Quad Core MESI Protocol

The quad core MESI protocol provides a coherent view of the memory shared among the four processors and their L1 caches. The states of these processors and their caches are all replicated in my implementation. I was able to try my protocol on several examples focused on coherence.

*Coherence Correctness*: My first example, *testcoher,* involves two CPUs both attempting to load and store to the same two addresses. This test checks that the writes are performed exclusively and that the modified value is propagated.

CPU 0 loads the address X2+0x00 followed by a store of value 3 to the address X2+0x90. CPU 1 performs a load from X2+0x90 followed by a store of value 4 to 0x00. In the test, CPU 0 performs the load to 0x00 first transitioning from I to E and initiates the store to X2+0x90. Then, the load of CPU1 to X2+0x90 is stalled to maintain write exclusion, and retrieves the correct value of 4 when it completes indicating write propagation. The same write propagation can be observed in the other direction. This example though simple in comparison to the one provided with 4 CPUs illustrates both the key requirements for maintaining coherence.

*Coherence Overhead:* My second example, *falseshare*, illustrates the overhead that may occur due to coherent misses.
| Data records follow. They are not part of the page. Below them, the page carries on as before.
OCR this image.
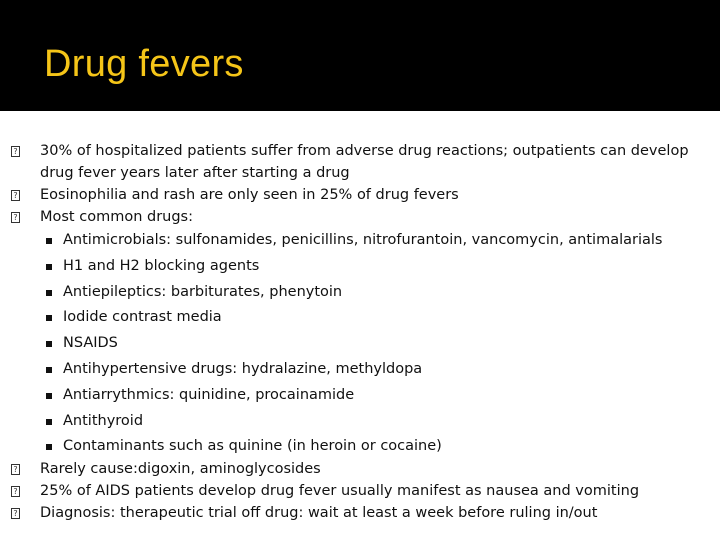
Drug fevers
? 30% of hospitalized patients suffer from adverse drug reactions; outpatients can develop drug fever years later after starting a drug
? Eosinophilia and rash are only seen in 25% of drug fevers
? Most common drugs:
Antimicrobials: sulfonamides, penicillins, nitrofurantoin, vancomycin, antimalarials
H1 and H2 blocking agents
Antiepileptics: barbiturates, phenytoin
Iodide contrast media
NSAIDS
Antihypertensive drugs: hydralazine, methyldopa
Antiarrythmics: quinidine, procainamide
Antithyroid
Contaminants such as quinine (in heroin or cocaine)
? Rarely cause:digoxin, aminoglycosides
? 25% of AIDS patients develop drug fever usually manifest as nausea and vomiting
? Diagnosis: therapeutic trial off drug: wait at least a week before ruling in/out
This example, also involves two CPUs only. False sharing occurs (as explained in class) when two CPUs though always modifying disjoint parts of a cache line are apparently forced to endure coherence misses due to architectural limitations. Specifically, sharing is performed at the granularity of cache line since maintaining valid and dirty bits for each addressable unit in a cache line may impose too much control overheads. And, this will also complicate the logic. In this example, the CPU 1 stores at X2+0x80 to X2+0x84 whereas the CPU 2 stores at X2+0x88 to X2+0x90. The common shared address range between the two CPUs is X2+0x80 – X2+0x90. To amplify the coherence penalty in the test case, I execute both these access in a loops. The test output shows CPU 1 and CPU alternatively getting invalidated and then transitioning to M to perform the store.